Кто только не пытался – не дается корова!
"Нам – ни в жизнь?" – хором спросили Благие.
И пошло-поехало…
– Они ж как раз наутро ко мне явились, – продолжила Ганга, хлюпая носом. – Грустные-грустные… Влезли ночью за коровой, а у Лучшенького живот пучит, бессоница одолела – ну и услыхал! И нет чтоб разобраться – сразу клясть: в Брахму, в Манматху, в солнечный свет, в тридцать три обители! Нрав у мудреца… одним словом – Лучшенький! Короче, под конец не пожалел он Жару, напророчил всей Восьмерке земное перерождение. Хорошо хоть не крокодилами…
– А ты здесь каким краем? – поинтересовался Брихас, разминая в чашке переспелый плод манго.

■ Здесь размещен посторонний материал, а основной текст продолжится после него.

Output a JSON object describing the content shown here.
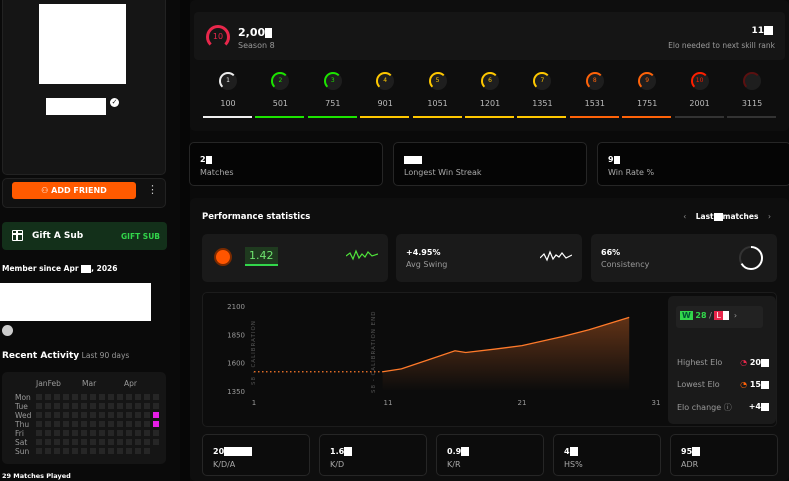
{
  "profile": {
    "verified_icon": "verified-badge-icon",
    "add_friend": "ADD FRIEND",
    "more_icon": "kebab-icon"
  },
  "gift": {
    "title": "Gift A Sub",
    "action": "GIFT SUB"
  },
  "member_since": {
    "prefix": "Member since Apr",
    "year": ", 2026"
  },
  "recent": {
    "title": "Recent Activity",
    "range": "Last 90 days",
    "months": [
      "Jan",
      "Feb",
      "Mar",
      "Apr"
    ],
    "days": [
      "Mon",
      "Tue",
      "Wed",
      "Thu",
      "Fri",
      "Sat",
      "Sun"
    ],
    "highlight_color": "#e81ee8",
    "matches_played": "29 Matches Played"
  },
  "elo": {
    "level": "10",
    "value_visible": "2,00",
    "season": "Season 8",
    "needed_visible": "11",
    "needed_label": "Elo needed to next skill rank"
  },
  "levels": [
    {
      "n": "1",
      "elo": "100",
      "color": "#eeeeee"
    },
    {
      "n": "2",
      "elo": "501",
      "color": "#1ce400"
    },
    {
      "n": "3",
      "elo": "751",
      "color": "#1ce400"
    },
    {
      "n": "4",
      "elo": "901",
      "color": "#ffc800"
    },
    {
      "n": "5",
      "elo": "1051",
      "color": "#ffc800"
    },
    {
      "n": "6",
      "elo": "1201",
      "color": "#ffc800"
    },
    {
      "n": "7",
      "elo": "1351",
      "color": "#ffc800"
    },
    {
      "n": "8",
      "elo": "1531",
      "color": "#ff6309"
    },
    {
      "n": "9",
      "elo": "1751",
      "color": "#ff6309"
    },
    {
      "n": "10",
      "elo": "2001",
      "color": "#fe1f00"
    },
    {
      "n": "",
      "elo": "3115",
      "color": "#5a1010"
    }
  ],
  "summary": [
    {
      "value": "2",
      "label": "Matches"
    },
    {
      "value": "",
      "label": "Longest Win Streak"
    },
    {
      "value": "9",
      "label": "Win Rate %"
    }
  ],
  "performance": {
    "title": "Performance statistics",
    "last": "Last",
    "matches": "matches",
    "rating": "1.42",
    "swing": "+4.95%",
    "swing_label": "Avg Swing",
    "consistency": "66%",
    "consistency_label": "Consistency",
    "consistency_fraction": 0.66
  },
  "record": {
    "w": "W",
    "wins": "28",
    "sep": "/",
    "l": "L"
  },
  "elo_stats": [
    {
      "label": "Highest Elo",
      "value": "20"
    },
    {
      "label": "Lowest Elo",
      "value": "15"
    },
    {
      "label": "Elo change",
      "value": "+4"
    }
  ],
  "chart_data": {
    "type": "area",
    "x_ticks": [
      "1",
      "11",
      "21",
      "31"
    ],
    "y_ticks": [
      "2100",
      "1850",
      "1600",
      "1350"
    ],
    "ylim": [
      1350,
      2100
    ],
    "xlim": [
      1,
      31
    ],
    "annotations": [
      "S8 - CALIBRATION",
      "S8 - CALIBRATION END"
    ],
    "calibration": {
      "x": [
        1,
        10.6
      ],
      "y": [
        1520,
        1520
      ]
    },
    "series": [
      {
        "x": [
          10.6,
          12,
          14,
          16,
          16.8,
          19,
          21,
          24,
          26,
          29
        ],
        "y": [
          1520,
          1545,
          1625,
          1705,
          1690,
          1720,
          1750,
          1830,
          1890,
          2000
        ]
      }
    ],
    "color": "#ff7a2a"
  },
  "bottom_stats": [
    {
      "value": "20",
      "label": "K/D/A"
    },
    {
      "value": "1.6",
      "label": "K/D"
    },
    {
      "value": "0.9",
      "label": "K/R"
    },
    {
      "value": "4",
      "label": "HS%"
    },
    {
      "value": "95",
      "label": "ADR"
    }
  ]
}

– Таким, что родить их должна, – доступно объяснила Ганга.
– Тоже Лучшенький проклял? Из-за коровы?!
34
Бхут – досл. "существо", нежить с замашками каннибала, любит поля сражений и кладбища.
35
Имя мудреца Васиштхи, вечного соперника мудреца Вишвамитры (Всеобщего Друга), означает "Лучшенький".